Moving the battle to protect the Okefenokee Swamp out of the regulatory and business realms, a bipartisan group of state lawmakers on Tuesday filed H.B. 1289 that would put a key protection into law.
The legislation would “prohibit the director of the Environmental Protection Division of the Natural Resources Department from issuing, modifying, or renewing any permit or accepting any bond to conduct surface mining operations on the geological feature known as Trail Ridge between the St. Marys and Satilla Rivers for future permit applications and amendments…”
Republican Rep. Darlene Taylor, from Thomasville, sponsored the bill. Coastal area Reps. Ron Stephens (R-Savannah); Jesse Petrea (R-Savannah); Don Hogan (R- St. Simons); Al Williams (D-Midway) and Bill Hitchens (R-Rincon) are co-sponsors as are nine other Republicans and three other Democrats from across the state.
Taylor said a constituent brought the mining issue to her attention. She then visited the site, toured the potential mine, and consulted with a geologist.

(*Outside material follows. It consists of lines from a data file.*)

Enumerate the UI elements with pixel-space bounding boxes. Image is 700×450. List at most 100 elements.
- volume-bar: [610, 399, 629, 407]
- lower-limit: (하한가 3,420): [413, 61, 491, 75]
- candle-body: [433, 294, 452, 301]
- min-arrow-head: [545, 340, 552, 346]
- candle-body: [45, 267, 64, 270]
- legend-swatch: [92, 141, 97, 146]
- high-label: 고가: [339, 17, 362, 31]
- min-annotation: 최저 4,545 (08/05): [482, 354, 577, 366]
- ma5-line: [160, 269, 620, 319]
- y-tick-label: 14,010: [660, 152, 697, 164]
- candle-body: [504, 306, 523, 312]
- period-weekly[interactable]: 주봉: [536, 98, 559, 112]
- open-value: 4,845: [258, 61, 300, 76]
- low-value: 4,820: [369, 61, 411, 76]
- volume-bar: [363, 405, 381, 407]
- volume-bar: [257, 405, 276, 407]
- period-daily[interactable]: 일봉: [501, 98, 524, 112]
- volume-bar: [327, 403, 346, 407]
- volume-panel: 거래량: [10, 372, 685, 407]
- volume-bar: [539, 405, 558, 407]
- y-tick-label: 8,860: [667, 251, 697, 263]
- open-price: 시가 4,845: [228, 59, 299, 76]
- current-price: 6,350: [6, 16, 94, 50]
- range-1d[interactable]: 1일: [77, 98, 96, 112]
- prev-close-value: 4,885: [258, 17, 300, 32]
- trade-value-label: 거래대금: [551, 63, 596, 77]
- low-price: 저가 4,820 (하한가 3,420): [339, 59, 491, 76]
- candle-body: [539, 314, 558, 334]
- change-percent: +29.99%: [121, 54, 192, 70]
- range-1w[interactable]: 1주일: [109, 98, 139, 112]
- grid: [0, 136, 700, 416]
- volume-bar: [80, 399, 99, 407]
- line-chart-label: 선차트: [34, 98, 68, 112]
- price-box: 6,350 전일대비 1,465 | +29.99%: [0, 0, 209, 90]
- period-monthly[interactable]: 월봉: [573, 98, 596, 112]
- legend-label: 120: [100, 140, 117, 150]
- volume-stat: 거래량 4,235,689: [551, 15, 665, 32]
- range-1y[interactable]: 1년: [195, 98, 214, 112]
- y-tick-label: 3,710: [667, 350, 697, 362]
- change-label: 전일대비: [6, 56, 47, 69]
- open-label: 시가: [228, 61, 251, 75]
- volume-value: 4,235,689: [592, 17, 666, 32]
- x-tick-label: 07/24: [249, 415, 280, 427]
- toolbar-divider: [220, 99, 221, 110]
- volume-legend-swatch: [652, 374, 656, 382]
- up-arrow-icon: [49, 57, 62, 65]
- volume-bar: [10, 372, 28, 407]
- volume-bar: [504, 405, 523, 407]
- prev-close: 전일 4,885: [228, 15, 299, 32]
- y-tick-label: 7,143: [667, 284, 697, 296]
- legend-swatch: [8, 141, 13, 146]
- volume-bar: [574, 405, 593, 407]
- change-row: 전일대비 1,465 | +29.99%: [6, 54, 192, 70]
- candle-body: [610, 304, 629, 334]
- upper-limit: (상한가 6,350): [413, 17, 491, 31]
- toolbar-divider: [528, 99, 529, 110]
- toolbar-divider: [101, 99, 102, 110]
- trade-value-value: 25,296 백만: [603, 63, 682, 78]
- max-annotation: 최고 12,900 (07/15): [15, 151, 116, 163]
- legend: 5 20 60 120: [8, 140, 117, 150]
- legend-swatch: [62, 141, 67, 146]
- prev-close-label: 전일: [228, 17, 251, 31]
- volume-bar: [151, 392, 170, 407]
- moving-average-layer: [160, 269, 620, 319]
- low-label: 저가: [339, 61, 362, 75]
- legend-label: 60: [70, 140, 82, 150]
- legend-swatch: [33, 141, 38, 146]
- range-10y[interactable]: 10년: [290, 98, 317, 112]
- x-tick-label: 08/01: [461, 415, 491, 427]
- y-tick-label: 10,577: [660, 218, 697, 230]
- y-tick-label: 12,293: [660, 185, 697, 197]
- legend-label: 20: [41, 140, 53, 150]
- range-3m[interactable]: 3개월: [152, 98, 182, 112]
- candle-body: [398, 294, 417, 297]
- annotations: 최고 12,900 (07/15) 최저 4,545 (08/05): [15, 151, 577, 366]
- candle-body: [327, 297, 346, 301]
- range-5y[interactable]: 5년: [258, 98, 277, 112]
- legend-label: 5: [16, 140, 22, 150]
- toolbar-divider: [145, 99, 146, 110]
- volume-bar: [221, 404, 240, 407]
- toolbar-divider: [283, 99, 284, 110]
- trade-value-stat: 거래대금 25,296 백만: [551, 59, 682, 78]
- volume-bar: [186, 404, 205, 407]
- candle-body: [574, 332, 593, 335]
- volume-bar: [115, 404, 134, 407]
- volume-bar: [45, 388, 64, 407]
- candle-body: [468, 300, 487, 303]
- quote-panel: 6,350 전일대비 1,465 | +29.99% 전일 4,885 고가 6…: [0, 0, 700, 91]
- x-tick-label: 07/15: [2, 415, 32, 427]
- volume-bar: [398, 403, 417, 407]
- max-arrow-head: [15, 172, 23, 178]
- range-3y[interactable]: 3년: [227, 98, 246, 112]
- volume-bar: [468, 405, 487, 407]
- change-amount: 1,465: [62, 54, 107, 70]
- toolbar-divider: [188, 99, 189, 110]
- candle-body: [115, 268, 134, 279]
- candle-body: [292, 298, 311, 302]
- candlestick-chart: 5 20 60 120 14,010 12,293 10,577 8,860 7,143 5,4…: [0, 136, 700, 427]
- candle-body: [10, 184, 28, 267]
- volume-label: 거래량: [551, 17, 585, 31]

“I am not active in the ‘environmental arena,’ but like most people l do care about the Great Outdoors,” Taylor wrote in an email. “The Okefenokee is special, it is different. It needs to be valued and preserved.”
Trail Ridge is the bill’s focus because it’s vital to both mining and the swamp. It’s a mile-wide, 100-mile long ancient beach that runs inland from and parallel to the current shoreline in south Georgia and north Florida.
“It shapes the hydrology of the area and controls drainage of the Swamp to the Atlantic Ocean,” the bill reads. “Trail Ridge contains heavy mineral sands, resulting in two major surface mining proposals in the past 25 years.” The sands are rich in minerals such as titanium dioxide and zirconium.
Dupont was behind the first of those two proposals, which “the people of Georgia as well as state and national leaders overwhelmingly rejected,” as the bill states. That was in the late 1990s and early 2000s.
In 2019, Alabama-based Twin Pines Minerals revived the idea with a proposal to mine on about 12,000 acres in Charlton County. Its plan is now scaled back to an almost 600-acre “demonstration project.” The legislation would not directly prevent that project, which has already applied for permits. But it could make it economically unfeasible if the rest of the original acreage could not eventually be mined.
Support for the swamp and opposition to mining appears to be growing. Last week, mining giant Chemours, a spin off of Dupont, pledged not to mine near the Okefenokee or to do business with Twin Pines for at least the next “five to 10 years.” The announcement was a win for Chemours shareholders like the Felician Sisters of North America, who had pressured the company to make the commitment.
“I think the people of Georgia recognize the uniqueness and importance of the Okefenokee and will want it preserved,” Taylor wrote in an email. “That give it a good chance of passage.”
Swamp gets its own day
On Tuesday Gov. Brian Kemp and legislators proclaimed the date as Okefenokee Swamp Day in Georgia. The proclamation recognizes the 428,000-acre swamp as the largest blackwater wetland in North America, a Wetland of International Importance and a potential candidate for UNESCO World Heritage Site designation.
It further acknowledges the swamp’s impact on surrounding communities like Fargo, Folkston and Waycross which see an annual $64.7 million economic impact from swamp-based tourism along with the creation of some 750 swamp-related jobs. The Okefenokee National Wildlife Refuge records more than 650,000 annual visitors from around the world.
“We applaud Georgia’s leaders for recognizing the significance of the Okefenokee Swamp to the communities surrounding it, our state, nation and world,” said Kim Bednarek, director of the nonprofit Okefenokee Swamp Park, in a prepared statement. “The swamp is the wild heart of Georgia and it’s right to celebrate this natural wonder.”
Editor’s note: This article was updated Feb. 10, 2022 to include comments from Rep. Darlene Taylor, the bill’s sponsor.